Scroll for Process

Wembley Olympic Way

vPPR are architects and lead consultants for the final seven months up to completion with Gross Max responsible for the soft landscaping. The project was initially designed by Dixon Jones and continues their tradition of design excellence. Undertaken by Quintain in partnership with the London Borough of Brent it is the culmination of 5 year’s design work over four phases, plus much enabling work to infrastructure.

Process

Following removal of the unloved steeply-ramped concrete Pedway in November the final phase involves the construction of a grand granite paved staircase of a suitably shallow gradient leading up to the Stadium concourse and the completion of the landscaping nearest the Stadium as a continuation of the areas already completed between 2017 and 2019 (generous lifts have already been installed immediately behind the new stairs).

 

The connection between Wembley Park Station and Wembley Stadium over the years (often referred to as ‘Wembley Way’) has had various interpretations.

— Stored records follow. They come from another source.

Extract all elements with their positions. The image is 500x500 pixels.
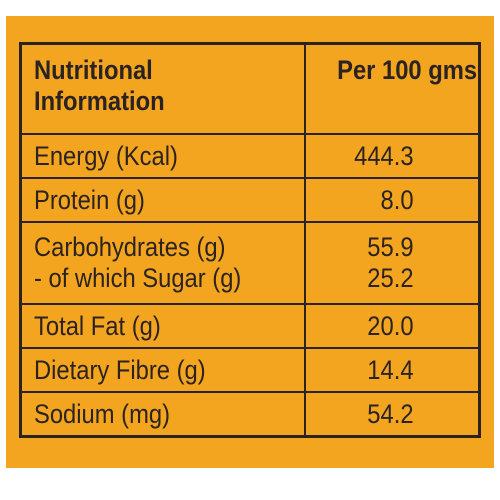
table-row-protein: Protein (g) 8.0 — [19, 177, 481, 223]
carbohydrates-value: 55.9 — [367, 232, 414, 262]
dietary-fibre-value: 14.4 — [367, 354, 414, 385]
table-header-row: Nutritional Information Per 100 gms — [19, 42, 481, 135]
carbohydrates-label: Carbohydrates (g) — [34, 232, 226, 262]
sugar-value: 25.2 — [367, 263, 414, 293]
header-nutritional-information: Nutritional Information — [19, 42, 306, 135]
sugar-label: - of which Sugar (g) — [34, 263, 242, 293]
table-row-carbohydrates: Carbohydrates (g) - of which Sugar (g) 5… — [19, 221, 481, 305]
energy-label: Energy (Kcal) — [34, 140, 178, 171]
sodium-label: Sodium (mg) — [34, 398, 171, 429]
protein-label: Protein (g) — [34, 184, 145, 215]
energy-value: 444.3 — [354, 140, 414, 171]
total-fat-label: Total Fat (g) — [34, 310, 161, 341]
dietary-fibre-label: Dietary Fibre (g) — [34, 354, 206, 385]
table-row-sodium: Sodium (mg) 54.2 — [19, 391, 481, 438]
header-per-100-gms: Per 100 gms — [304, 42, 481, 135]
table-row-dietary-fibre: Dietary Fibre (g) 14.4 — [19, 347, 481, 393]
table-row-energy: Energy (Kcal) 444.3 — [19, 133, 481, 179]
protein-value: 8.0 — [380, 184, 414, 215]
sodium-value: 54.2 — [367, 398, 414, 429]
header-per-serving-label: Per 100 gms — [337, 55, 478, 85]
nutrition-facts-table: Nutritional Information Per 100 gms Ener… — [19, 42, 481, 438]
header-title-line-1: Nutritional — [34, 55, 153, 85]
header-title-line-2: Information — [34, 86, 165, 116]
table-row-total-fat: Total Fat (g) 20.0 — [19, 303, 481, 349]
total-fat-value: 20.0 — [367, 310, 414, 341]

From its introduction as Olympic Way for the Games of 1948, it gave access to the Lutyens-esque stadium by John Simpson of 1923; following its demolition in 2002, Foster’s replacement stadium of 2008 proposed a direct ramped connection between station and stadium indifferent to development opportunities on either side; and then in 2003 Rogers’ plan to ground the stadium in its emerging urban context with the introduction of the Boulevard. In all these initiatives the Pedway as a ramped connection to the concourse (originally built to conduct the crowds over a coach park) has remained.

 

Quintain has redeveloped a large area of the surrounding Wembley Park as a new part of the city, with much further work either planned or on site. On 35 days of the year the site plays host to up to 90,000 visitors and for the rest of the year the emerging population has had to coexist with the dormant infrastructure. In particular the ramped approach of the Pedway formed a bulwark to Brent’s ambitions to unite the east and west halves of the borough.

 

The new staircase (in front of which events will also be staged), the top-lit open undercroft area and the processional route lined with ‘Avenue of Champions’ trees from all round the world unite to create a strong sense of space for residents and visitors alike. The staircase is paved with three types of granite, with the flank walls and sloping elements in polished concrete. Thirty six circular 2.2m diameter pavement flights provide daylight to the important ‘Club Wembley’ concourse below.

 

In order to coordinate the construction with the stadium’s busy events calendar the construction comprises a steel frame onto which were applied a large number of large precast units with the finishes and paving lights already cast on. This enabled the bulk of the stair to be erected in just three weeks following the demolition of the Pedway. The grand staircase is illuminated with tall lighting masts and lighting concealed within the handrailing. Its generosity in width forms an important part of the visitor experience whilst both arriving at and leaving the stadium. It allows the stadium to discreetly and flexibly manage the large crowd flows that attend the many memorable stadium events.